« Mes enfants s'accrochent à moi alors que les chiens déterrent les cadavres » : scènes terrifiantes de Palestiniens à Rafah

Une famille fuit les attaques israéliennes à Rafah.

Crédit photo, Getty

Légende image, Une famille fuit les attaques israéliennes à Rafah.
  • Author, Fergal Keane*
  • Role, Correspondant spécial de BBC News, Jérusalem

Les sept enfants de Rehab Abu Daqqa écoutent les chiens grogner de l'autre côté de leur tente en plastique fragile.
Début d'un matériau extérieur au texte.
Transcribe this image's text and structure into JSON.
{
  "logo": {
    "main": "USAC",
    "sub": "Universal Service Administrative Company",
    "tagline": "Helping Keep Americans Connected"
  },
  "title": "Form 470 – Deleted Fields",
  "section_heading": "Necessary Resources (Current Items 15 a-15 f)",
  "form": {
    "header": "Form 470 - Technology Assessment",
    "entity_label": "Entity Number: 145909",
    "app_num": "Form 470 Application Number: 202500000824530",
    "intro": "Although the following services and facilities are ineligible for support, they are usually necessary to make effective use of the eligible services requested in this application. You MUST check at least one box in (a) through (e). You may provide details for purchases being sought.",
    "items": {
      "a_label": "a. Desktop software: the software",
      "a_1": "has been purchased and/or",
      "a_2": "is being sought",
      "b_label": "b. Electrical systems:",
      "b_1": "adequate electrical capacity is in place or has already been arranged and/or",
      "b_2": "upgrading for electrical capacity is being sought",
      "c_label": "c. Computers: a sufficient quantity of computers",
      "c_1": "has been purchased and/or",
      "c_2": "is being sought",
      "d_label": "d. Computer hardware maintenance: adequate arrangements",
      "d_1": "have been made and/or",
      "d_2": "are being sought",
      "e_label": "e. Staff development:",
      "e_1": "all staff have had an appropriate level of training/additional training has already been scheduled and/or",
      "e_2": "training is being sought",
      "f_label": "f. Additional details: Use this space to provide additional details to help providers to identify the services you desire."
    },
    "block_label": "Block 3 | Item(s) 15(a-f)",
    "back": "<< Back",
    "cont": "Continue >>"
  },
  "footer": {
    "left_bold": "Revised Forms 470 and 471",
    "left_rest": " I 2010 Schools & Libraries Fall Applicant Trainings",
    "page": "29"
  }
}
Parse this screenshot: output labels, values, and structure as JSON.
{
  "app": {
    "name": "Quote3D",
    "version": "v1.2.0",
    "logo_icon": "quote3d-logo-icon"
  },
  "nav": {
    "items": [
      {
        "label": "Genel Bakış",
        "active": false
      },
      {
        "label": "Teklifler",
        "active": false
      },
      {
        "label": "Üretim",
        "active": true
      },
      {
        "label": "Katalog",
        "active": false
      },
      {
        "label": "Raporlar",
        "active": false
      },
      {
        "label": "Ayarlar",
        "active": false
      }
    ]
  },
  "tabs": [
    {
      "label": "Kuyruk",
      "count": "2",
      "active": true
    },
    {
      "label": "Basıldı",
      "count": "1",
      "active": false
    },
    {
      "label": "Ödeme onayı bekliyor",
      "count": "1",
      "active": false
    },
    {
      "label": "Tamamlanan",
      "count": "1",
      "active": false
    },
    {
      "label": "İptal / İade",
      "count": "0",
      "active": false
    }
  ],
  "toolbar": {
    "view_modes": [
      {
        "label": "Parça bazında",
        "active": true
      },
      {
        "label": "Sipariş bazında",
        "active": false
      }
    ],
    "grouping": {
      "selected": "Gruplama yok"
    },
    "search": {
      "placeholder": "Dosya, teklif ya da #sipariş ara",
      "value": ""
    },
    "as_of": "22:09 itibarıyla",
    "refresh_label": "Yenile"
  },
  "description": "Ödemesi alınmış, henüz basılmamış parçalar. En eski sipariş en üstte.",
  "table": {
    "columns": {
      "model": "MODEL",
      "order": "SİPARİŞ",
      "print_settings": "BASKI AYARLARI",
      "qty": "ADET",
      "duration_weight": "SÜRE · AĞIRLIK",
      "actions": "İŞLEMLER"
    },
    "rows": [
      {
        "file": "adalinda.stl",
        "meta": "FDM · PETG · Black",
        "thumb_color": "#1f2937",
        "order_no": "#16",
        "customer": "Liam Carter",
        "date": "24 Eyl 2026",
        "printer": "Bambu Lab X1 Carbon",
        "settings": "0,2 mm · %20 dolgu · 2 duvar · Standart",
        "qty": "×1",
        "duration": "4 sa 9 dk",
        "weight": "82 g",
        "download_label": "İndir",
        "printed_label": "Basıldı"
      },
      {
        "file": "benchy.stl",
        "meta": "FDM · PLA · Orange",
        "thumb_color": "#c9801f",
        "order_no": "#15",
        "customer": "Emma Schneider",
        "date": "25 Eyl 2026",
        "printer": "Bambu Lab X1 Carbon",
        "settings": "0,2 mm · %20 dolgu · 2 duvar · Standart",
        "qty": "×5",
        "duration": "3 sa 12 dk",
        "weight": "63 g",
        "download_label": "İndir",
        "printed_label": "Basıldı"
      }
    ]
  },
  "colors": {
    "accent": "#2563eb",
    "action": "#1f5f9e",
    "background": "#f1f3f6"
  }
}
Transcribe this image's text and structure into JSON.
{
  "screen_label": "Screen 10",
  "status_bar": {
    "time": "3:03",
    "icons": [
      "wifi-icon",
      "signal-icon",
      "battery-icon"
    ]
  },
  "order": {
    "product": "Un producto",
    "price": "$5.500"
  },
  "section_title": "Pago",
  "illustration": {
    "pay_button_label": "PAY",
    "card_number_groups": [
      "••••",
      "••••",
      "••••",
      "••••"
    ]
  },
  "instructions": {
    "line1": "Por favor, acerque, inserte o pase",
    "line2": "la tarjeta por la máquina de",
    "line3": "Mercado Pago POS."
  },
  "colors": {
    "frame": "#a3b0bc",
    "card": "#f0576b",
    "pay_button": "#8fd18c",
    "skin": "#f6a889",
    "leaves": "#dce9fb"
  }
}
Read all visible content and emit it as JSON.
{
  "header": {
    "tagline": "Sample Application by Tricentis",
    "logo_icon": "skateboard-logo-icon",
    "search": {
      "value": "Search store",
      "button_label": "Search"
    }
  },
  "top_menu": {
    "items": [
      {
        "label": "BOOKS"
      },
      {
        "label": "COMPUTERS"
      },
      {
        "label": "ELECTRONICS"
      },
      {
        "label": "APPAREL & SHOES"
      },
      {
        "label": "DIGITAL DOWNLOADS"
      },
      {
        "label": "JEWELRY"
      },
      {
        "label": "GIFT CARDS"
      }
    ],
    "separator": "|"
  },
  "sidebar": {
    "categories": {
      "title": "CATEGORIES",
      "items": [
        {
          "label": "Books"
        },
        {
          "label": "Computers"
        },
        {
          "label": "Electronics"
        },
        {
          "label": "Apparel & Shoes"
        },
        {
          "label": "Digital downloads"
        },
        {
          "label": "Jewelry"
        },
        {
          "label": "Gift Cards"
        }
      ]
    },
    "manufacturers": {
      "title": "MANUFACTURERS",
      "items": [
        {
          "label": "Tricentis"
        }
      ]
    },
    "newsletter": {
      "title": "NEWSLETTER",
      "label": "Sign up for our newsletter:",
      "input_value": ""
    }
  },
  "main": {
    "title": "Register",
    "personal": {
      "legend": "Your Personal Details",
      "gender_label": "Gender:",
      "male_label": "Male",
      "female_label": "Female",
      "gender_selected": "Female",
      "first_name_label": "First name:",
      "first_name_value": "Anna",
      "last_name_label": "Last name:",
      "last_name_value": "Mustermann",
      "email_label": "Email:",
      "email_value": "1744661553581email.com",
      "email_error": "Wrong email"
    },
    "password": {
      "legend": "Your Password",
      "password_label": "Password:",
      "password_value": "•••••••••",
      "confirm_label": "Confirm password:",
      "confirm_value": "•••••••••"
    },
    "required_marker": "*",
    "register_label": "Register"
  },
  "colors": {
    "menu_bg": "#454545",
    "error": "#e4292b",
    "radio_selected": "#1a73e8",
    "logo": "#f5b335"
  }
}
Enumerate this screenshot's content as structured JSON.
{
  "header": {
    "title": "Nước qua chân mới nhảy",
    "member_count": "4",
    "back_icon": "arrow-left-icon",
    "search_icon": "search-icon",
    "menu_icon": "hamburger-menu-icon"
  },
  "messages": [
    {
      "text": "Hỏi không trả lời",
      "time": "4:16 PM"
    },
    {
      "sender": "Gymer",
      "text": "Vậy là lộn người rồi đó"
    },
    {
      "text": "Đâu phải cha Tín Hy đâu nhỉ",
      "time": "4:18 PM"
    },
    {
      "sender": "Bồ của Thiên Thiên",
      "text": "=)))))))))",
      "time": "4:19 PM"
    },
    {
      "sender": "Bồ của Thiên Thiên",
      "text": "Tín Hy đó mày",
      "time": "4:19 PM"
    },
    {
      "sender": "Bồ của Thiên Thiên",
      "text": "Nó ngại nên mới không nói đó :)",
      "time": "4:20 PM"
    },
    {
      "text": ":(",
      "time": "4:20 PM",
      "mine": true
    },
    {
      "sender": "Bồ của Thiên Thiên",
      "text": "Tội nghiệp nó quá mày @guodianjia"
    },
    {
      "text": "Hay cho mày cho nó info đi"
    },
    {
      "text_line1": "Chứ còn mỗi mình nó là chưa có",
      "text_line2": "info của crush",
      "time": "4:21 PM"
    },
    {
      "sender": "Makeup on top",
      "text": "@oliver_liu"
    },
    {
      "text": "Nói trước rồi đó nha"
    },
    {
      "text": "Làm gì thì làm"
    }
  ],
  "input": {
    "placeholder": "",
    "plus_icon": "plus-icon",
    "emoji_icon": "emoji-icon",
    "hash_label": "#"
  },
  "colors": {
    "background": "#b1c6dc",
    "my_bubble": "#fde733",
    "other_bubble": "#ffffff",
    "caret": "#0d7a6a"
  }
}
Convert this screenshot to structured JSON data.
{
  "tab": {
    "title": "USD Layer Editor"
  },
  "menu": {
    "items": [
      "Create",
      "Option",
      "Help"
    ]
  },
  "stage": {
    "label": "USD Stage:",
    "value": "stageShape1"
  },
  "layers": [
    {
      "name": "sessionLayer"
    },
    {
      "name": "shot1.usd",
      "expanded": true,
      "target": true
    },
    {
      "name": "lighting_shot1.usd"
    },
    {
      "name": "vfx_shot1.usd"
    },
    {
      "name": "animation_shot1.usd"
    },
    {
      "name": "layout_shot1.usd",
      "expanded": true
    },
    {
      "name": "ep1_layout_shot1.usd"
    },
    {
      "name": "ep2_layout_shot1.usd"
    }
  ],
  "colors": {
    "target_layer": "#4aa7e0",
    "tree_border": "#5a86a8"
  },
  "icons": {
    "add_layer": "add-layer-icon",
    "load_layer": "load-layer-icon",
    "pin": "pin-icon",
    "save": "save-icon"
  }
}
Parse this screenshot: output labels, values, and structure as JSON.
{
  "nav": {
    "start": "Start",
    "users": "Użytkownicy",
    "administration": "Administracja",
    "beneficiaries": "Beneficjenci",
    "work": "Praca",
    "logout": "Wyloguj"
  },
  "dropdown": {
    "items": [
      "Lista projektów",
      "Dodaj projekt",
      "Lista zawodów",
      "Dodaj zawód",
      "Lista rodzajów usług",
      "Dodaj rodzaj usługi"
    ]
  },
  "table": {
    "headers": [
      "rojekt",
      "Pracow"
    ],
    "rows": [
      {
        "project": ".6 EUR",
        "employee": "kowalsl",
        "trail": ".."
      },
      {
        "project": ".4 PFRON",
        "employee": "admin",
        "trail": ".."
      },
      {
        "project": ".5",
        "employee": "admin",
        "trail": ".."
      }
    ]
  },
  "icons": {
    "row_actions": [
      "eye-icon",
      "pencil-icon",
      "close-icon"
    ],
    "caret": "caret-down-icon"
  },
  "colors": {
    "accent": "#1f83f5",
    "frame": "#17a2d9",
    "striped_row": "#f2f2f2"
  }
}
Les enfants se blottissent autour de leur mère. Elle est le dernier havre de paix de leur vie. Ils ont vécu des choses, ces enfants et leur mère, qu'il est difficile d'expliquer à quiconque ne les a pas vues. Existe-t-il un mot pour exprimer ce que ressent un enfant lorsqu'il sait qu'à quelques mètres de là, des animaux tirent un cadavre d'une tombe ?

Le vocabulaire de l'enfance fait défaut face aux horreurs de ce cimetière d'urgence de Rafah.

« Peur » est le mot utilisé par Rehab Abu Daqqa.

AVERTISSEMENT : Ce rapport contient des descriptions que certains lecteurs pourraient trouver dérangeantes.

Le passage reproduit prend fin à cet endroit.